On Nov. 8, 2016, I spent four and a half hours at the Tiger Cooler reporting on election night. When The Weekly editors pitched the idea to the staff, I was confused as to why no one was eager to step up. I thought that such a historical piece would garner more enthusiasm — we were about to witness the election of our first female President, after all.
I wanted to write the article because as a journalist, my job is to seek the objective truth. I aspire to collect the facts and give our school an accurate depiction of crucial events on campus. In this case, I wanted to convey the exciting victory (and maybe for a few, the disappointment) that Occidental students would be feeling on the night of Hillary Clinton’s win. I was rooting for Hillary to take the win — or to take it from Donald Trump at least.
So while it looked as if Trump would end up being our next President, it was difficult not to insert my own emotions into my coverage of election night. I am thankful that my fellow Weekly staff members did not allow me to contribute to the warped version of objectivity that has become common in news media. To let those emotions show would have undermined the fundamental aim of journalism, which is to deliver factual news to the people in its plainest terms. In the end, the article taught me that despite the difficulty in reporting on subjects or opinions we disagree with, we must seek credibility and uncover the truth; a practice that will allow us to emerge from difficult times with strength.
Journalists have a responsibility to uphold this practice, but it should apply to everyone involved in politics. For the Occidental student, this means that we need to stay accurately informed. We should not put faith in memes or rumors, or even media outlets which show a bias. We must learn to accept the discomfort of hard truths, or else we will be unable to organize against them in time to make change.

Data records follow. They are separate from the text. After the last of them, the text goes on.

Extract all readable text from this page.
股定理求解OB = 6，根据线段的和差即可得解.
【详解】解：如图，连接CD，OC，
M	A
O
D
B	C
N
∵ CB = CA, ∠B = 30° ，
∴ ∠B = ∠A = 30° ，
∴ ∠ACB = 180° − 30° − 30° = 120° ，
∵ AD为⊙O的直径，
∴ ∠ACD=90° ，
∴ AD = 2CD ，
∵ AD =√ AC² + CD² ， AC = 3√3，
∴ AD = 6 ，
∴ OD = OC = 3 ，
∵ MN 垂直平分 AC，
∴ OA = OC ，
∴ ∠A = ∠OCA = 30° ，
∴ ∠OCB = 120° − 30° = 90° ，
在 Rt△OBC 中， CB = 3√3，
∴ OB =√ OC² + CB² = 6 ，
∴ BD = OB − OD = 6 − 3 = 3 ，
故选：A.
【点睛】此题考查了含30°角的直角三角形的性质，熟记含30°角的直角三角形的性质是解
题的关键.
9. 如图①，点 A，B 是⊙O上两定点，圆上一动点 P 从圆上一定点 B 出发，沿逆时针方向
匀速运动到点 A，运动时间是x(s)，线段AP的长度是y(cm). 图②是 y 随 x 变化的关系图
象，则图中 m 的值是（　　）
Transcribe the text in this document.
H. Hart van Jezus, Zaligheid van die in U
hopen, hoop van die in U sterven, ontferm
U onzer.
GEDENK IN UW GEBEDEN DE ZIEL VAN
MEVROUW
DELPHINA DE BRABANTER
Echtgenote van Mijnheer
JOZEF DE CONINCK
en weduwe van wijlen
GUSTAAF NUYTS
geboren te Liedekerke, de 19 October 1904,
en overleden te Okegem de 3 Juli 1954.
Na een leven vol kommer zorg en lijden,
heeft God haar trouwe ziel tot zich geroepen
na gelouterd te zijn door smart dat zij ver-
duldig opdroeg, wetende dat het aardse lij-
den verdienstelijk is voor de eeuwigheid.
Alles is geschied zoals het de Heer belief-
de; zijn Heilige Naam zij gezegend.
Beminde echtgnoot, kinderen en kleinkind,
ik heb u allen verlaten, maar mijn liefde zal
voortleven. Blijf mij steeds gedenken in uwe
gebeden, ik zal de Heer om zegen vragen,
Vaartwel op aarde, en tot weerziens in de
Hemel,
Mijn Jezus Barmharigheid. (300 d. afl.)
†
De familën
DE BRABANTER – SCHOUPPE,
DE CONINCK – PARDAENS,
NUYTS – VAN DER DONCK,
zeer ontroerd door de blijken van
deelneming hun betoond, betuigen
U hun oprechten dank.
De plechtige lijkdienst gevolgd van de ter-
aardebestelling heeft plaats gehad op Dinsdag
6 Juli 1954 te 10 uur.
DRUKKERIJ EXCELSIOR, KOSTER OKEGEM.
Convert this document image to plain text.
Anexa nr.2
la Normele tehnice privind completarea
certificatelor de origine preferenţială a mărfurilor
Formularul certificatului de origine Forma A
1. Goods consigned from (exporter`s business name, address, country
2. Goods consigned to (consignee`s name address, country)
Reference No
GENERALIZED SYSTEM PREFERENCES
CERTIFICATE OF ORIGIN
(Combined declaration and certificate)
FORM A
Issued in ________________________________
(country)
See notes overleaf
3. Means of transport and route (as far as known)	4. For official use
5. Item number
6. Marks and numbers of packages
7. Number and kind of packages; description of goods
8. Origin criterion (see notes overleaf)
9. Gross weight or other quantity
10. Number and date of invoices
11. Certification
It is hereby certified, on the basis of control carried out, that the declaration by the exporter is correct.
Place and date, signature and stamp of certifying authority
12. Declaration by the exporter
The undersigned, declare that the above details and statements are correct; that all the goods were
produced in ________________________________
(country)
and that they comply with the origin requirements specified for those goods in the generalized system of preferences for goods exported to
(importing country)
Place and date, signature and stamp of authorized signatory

With the political and social issues that have surged recently, publications like the New York Times, Fox News and The Huffington Post tend to cater to the audiences that follow them. This means that we all read what we want to see, even though this could mean that a Clinton supporter saw hope instead of the unfortunate reality that she could lose. The media’s focus on the negativity of both candidates pitted people against each other, and forced many to simply choose who they thought the lesser evil, and even more to not vote at all.
Journalists don’t have the luxury of ignoring things that trouble us. We should have to pick them apart, explicate them and present them without our personal biases. I had to write an article that announced Trump the winner of the 2016 presidential election, even though the fact makes me want to vomit. Some media outlets have lost sight of the importance of that sacrifice.
I interviewed 14 total students and faculty members, and although I sought a diversity in opinions, none of them supported Trump. When I arrived, things looked bleak. Students frantically checked sources on their laptops. Some wiped away tears. Cheering followed each state won by Clinton, and impassioned boos followed each state taken by her opponent. The numbers were unexpected — she was slowly falling behind in the race, and so was the morale of the room. I wanted to solidify the emotions I saw: yelling, crying, pacing, debating and calculating, by letting people know that their reactions mattered, even if they were not popular. I kept reporting the story in the hopes that I could find a reason to believe she could win, but now I think that our beliefs deceived us. We believed that there was no way that Trump could win, probably because the polls showed that he wouldn’t, even though some of his following may have been silent or hiding in the news platforms we hate to see. Looking at the polls was not enough.
Hot from the overwhelming crowd and suffering from a headache, I sat down. My brother was texting me, asking to keep him updated. Our concern was shared, due to our many liberal values that differ from most of our conservative, Delawarean family. He admitted that he was scared. He told me that he heard my grandma shut the TV off and go to bed, so I texted her that I loved her, and him that I was still hopeful. I ignored the truth that the numbers told me and found comfort in my beliefs, just like some of us did before the final outcome.
My fears came true as the election came to a close. I was never blind to the fact that racism, sexism and discrimination in general was a real thing, but I did not previously think that a majority of my country would stand for such ignorant beliefs.
After editing the article with other Weekly staff, I wandered back to my dorm, sobbing the whole time. I had gotten the job done, and I was proud of myself for producing a recorded moment in history. The final product was an objective yet accurate representation of the student body’s collective panic. At least, I hope so. It was difficult to find opinions that were not pro-Clinton. This pure recollection of their input is what the piece was centered on, and why it became an example of journalistic truth.
I realized in that moment how difficult it is to be a journalist. To remain calm in moments of disaster. To speak in a steady voice when your fingers are trembling with fear. To do your best to seek a range of voices, not just those with which you agree.
Those of us who are outraged at these results need to fight to see the truths, even the ones that scare us, since temporarily silencing our hopes and opinions brings about revelations that inspire us to take action. At a time when our opinions need to empower us, we must also remember the importance of transparency and truth. Question everything, and seek credible sources, because truth is how we rebuild when things fall apart.